The work of recovery was something I feared deeply. Those damn emotions and all that accountability! There were meetings, therapy, physical care and mental health support. I began to realize that if I did what people who knew how to be sober suggested that maybe, just maybe, I would learn to be grateful and possibly happy.

An integral part of this process was about making amends. During active addiction I caused enormous destruction and pain. In recovery I could no longer place blame on others for my actions, had to own my mistakes, and do what I could to right those wrongs.

The idea behind making an amends is to clean up your side of the street. I wronged another person, and now had do my best to make it right, and we all move on. Whether they accepted my apology or not wasn’t something in my control. My role was to respect them and their wishes and carry on with my life. As hard as it was I did the work. Most people, over time, accepted my amends and relationships were repaired. Most. Not all. Friendships ended and I mourned. Mourned what I did. Mourned what I lost. That none of it could be undone.

Family relationships were the most important to me. These were the people I had impacted most, but also loved the deepest. Besides my husband and children it was my Mom and sister that carried the most importance. Those amends were terribly difficult. It’s hard to listen to what you’ve done so it can be made right. The blessing of being a blackout drinker is that you don’t have the burden of memory. The drawback is that not remembering comes off as denial to those looking for answers.

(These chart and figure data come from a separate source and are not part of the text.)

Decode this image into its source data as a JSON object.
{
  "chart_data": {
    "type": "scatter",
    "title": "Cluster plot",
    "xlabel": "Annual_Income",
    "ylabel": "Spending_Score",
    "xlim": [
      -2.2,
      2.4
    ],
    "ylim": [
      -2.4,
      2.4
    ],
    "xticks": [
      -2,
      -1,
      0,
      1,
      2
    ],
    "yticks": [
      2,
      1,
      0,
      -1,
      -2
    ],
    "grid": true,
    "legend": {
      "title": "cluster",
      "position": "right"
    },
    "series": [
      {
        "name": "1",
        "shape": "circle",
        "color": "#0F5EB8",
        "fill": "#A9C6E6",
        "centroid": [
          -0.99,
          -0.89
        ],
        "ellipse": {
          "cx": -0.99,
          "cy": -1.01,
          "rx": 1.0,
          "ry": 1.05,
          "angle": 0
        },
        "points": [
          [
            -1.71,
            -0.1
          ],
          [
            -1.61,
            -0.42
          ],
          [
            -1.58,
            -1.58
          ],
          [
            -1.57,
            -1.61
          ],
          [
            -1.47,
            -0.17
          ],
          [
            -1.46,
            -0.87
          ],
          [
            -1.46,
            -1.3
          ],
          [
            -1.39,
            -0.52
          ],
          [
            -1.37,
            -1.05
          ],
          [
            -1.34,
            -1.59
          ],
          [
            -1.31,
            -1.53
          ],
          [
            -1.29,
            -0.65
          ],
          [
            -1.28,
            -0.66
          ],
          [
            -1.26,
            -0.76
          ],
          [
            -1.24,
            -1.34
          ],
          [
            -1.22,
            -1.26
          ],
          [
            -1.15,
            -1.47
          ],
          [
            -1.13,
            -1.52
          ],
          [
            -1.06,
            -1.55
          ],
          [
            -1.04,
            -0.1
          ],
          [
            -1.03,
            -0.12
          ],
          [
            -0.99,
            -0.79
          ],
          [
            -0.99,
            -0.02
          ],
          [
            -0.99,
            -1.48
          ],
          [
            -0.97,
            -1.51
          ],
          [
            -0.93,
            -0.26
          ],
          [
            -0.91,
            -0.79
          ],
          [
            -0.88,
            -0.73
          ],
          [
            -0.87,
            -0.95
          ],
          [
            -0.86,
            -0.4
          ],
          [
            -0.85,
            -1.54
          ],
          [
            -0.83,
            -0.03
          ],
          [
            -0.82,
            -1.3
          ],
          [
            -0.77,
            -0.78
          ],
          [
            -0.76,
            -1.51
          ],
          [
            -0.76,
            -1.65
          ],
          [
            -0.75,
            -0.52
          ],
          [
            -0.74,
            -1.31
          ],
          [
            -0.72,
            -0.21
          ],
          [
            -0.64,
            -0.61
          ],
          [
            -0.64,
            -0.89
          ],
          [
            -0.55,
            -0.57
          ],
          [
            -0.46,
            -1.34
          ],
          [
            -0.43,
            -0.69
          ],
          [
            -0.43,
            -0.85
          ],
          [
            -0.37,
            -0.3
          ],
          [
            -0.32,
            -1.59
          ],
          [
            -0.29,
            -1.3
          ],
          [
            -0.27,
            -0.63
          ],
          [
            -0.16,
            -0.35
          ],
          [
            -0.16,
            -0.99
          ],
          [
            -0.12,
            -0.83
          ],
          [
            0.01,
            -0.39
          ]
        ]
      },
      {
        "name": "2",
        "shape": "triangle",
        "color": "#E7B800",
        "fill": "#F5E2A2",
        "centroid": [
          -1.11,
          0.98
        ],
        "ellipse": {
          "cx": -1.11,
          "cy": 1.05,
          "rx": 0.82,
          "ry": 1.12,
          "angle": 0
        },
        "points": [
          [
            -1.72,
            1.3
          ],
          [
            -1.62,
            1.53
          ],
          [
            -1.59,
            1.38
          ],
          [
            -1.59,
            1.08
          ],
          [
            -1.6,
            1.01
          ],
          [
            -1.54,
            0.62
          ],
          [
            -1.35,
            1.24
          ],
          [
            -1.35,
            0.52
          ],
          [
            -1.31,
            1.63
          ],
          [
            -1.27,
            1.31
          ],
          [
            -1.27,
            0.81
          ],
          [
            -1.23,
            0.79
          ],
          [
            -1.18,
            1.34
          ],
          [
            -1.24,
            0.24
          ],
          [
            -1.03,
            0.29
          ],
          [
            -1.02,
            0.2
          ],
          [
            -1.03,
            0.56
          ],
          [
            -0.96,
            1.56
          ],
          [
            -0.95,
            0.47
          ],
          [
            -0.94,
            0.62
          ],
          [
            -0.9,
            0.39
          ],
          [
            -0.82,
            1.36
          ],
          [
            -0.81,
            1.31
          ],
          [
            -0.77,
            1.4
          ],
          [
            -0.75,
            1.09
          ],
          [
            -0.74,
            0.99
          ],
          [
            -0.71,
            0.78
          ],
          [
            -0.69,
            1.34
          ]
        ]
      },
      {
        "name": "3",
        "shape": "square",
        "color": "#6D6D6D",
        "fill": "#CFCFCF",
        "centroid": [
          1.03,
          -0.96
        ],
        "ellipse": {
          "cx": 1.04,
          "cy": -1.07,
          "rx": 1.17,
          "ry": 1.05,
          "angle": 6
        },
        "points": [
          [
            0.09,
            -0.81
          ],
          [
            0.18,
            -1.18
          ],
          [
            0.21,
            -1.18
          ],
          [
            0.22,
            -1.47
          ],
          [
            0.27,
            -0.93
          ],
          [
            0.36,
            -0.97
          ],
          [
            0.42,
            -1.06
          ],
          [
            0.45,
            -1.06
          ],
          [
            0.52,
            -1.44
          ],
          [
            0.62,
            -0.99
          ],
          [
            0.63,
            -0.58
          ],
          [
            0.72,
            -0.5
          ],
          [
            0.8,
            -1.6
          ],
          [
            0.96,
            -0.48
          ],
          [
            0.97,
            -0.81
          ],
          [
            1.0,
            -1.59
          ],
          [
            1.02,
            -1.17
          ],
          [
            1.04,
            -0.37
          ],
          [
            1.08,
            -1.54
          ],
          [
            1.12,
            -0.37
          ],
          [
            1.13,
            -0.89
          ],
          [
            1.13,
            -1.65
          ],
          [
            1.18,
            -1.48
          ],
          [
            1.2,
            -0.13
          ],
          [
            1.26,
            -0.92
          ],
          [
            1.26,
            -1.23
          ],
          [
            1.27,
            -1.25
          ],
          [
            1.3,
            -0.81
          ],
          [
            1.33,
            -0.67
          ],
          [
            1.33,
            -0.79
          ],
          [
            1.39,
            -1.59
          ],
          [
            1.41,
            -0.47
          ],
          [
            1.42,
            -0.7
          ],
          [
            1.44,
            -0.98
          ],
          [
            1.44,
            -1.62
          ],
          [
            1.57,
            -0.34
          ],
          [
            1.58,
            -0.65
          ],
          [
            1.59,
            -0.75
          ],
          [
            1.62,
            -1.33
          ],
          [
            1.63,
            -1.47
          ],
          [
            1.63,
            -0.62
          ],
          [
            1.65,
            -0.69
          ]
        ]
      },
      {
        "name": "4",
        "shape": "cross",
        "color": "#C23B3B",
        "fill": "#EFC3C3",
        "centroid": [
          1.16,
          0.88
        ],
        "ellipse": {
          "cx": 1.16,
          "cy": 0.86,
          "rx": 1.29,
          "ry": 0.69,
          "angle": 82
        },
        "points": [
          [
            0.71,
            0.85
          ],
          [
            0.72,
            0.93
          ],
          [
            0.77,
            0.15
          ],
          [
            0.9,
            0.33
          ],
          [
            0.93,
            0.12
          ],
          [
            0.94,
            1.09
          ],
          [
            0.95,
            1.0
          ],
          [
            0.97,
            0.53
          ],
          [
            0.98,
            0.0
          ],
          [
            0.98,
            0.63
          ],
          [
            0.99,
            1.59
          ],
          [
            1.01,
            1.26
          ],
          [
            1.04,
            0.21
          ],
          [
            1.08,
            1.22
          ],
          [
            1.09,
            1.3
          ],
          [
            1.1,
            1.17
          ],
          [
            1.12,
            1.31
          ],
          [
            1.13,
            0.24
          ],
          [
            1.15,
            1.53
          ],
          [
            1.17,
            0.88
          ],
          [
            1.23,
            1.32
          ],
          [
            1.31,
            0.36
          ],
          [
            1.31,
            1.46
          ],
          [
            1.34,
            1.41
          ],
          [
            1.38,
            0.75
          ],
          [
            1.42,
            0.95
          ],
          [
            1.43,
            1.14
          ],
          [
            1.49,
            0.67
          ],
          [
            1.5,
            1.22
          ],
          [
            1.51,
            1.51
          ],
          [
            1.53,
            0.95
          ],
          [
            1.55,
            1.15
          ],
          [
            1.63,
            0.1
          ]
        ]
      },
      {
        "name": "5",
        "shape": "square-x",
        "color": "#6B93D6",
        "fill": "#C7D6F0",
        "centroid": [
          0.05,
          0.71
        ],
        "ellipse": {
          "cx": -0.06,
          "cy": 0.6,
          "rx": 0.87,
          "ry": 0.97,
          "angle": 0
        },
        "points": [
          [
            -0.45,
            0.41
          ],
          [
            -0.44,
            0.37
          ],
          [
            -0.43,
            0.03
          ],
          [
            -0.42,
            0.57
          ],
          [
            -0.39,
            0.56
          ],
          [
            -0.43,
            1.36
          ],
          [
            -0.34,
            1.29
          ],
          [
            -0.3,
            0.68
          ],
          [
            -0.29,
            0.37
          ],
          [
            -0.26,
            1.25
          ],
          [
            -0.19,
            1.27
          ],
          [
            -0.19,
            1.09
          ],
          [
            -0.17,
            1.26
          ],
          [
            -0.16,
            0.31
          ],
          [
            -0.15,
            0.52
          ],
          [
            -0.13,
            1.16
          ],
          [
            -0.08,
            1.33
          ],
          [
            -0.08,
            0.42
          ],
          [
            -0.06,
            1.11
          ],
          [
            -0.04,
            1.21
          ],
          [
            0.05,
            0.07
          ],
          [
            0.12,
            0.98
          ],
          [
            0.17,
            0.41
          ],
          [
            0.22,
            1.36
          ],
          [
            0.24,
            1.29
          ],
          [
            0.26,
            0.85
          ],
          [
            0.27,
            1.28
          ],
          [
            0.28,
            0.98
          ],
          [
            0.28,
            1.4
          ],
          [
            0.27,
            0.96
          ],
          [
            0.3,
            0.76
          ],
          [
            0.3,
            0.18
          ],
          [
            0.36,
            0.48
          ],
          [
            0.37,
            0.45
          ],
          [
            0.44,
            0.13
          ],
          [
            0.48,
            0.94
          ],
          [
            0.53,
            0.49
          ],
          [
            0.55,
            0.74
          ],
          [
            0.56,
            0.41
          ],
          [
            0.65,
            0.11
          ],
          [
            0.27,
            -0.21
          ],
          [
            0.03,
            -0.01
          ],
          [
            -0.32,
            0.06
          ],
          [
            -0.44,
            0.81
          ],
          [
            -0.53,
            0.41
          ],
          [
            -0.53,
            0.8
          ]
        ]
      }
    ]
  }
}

For a long time I thought my sister had accepted my amends. That we were working on our relationship. We had some great times in these past 12 years. Hard ones too – and during one of those tough times she came clean that she couldn’t forgive me. What I come to realize is that sometimes the damage is simply too great. That hurt informs everything going forward . Hurtful actions can’t be undone. No amount of me wanting things to be different is going to change that. Not even with a cute vision board!

So what do you do when your closest living relative can’t forgive you? I’m supposed move on. Respect her wishes and get on with my life. Clearly I can’t “make it right”. Can’t fix hurt and pain. Time can’t be turned back. I’m going to try my best to move on, grieve the loss and stop wishing for a resolution the other person doesn’t want. There is no denying that it sucks. I had held onto this idea that we could get beyond this and hike together when I attempt another AT thru next year. Just have to let it go.

I am committed to not going back to the life I once lived. To show with living amends that I am not that same person who caused all that damage. I am grateful. I am happy. Also sad. The good thing is … I won’t drink over it.